Question
Part 1 of 4: We are evaluating the introduction of a new product with significant features that we believe the customers will like and will
Part 1 of 4:We are evaluating the introduction of a new product with significant features that we believe the customers will like and will be willing to pay a premium to the price of our current product. To be safe, we will not discontinue the sale of the older product until demand diminishes and the old product is replaced by the sales of the new product. How would you model the lost sales of the old product?
Is this a relevant cost and if so, would it be a positive or negative cash flow?
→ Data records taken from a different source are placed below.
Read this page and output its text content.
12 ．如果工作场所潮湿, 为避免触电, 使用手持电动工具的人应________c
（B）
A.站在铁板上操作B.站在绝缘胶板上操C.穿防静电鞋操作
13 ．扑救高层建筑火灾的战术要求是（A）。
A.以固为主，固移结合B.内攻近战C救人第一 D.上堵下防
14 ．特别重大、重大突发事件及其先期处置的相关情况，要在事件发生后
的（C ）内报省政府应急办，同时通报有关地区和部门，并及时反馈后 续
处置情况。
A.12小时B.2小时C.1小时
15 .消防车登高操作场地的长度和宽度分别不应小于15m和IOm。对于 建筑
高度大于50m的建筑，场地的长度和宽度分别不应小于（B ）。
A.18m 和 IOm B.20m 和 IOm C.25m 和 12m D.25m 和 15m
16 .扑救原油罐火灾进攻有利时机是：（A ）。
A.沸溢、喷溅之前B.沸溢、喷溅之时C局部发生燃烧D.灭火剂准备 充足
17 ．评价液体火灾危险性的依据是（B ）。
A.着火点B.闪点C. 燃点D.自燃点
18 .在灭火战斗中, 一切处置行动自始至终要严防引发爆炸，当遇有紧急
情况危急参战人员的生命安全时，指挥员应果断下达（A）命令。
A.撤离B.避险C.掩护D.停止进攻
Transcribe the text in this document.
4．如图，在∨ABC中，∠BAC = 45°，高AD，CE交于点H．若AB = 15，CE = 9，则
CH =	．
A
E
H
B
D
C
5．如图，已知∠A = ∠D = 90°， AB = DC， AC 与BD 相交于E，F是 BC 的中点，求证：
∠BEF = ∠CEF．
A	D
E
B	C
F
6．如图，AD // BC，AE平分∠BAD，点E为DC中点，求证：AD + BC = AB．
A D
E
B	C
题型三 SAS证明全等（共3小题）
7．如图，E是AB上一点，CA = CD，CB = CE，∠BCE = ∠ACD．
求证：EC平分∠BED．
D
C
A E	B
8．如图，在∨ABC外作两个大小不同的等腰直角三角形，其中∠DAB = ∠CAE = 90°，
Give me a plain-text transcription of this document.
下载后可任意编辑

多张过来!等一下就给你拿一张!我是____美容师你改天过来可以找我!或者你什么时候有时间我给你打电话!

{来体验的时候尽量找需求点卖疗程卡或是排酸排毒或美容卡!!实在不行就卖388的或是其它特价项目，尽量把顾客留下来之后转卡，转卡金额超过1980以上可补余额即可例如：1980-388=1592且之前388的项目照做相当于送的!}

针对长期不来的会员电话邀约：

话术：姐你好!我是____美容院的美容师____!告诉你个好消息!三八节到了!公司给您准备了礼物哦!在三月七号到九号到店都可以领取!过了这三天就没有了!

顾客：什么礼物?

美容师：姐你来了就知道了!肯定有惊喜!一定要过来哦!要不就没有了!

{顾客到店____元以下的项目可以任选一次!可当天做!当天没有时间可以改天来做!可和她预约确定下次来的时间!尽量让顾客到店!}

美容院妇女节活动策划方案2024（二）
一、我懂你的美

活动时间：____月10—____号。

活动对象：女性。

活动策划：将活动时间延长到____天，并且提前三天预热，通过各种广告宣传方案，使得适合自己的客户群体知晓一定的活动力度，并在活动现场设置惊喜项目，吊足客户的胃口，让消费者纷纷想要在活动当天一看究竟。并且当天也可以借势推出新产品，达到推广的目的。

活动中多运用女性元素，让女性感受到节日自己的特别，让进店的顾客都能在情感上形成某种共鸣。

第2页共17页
Part 2 of 4:Using the situation described in the previous problem, assume that we will need to advertise the availability of the new product and we expect this cost to increase our advertising budget by $100,000. How would you model this additional advertising expense related to the new product? Is this a relevant cost and if so, would it be a positive or negative cash flow?
Part 3 or 4:Continuing with this same situation as the previous qustion, assume that current factory overhead is $150,000 per year but after the new product is introduced, the factory overhead will increase to $200,000 because the new product requires addition procedures.How much (if any) of the factory overhead should be modeled with the new product?Would this be modeled as a positive or negative cash flow?
Part 4 of 4:Continuing with the factory overhead situation described above, how would you model the factory overhead if new product is expected to replace 50% of the old product's sales in first year and the rest of the old products sales in the second year?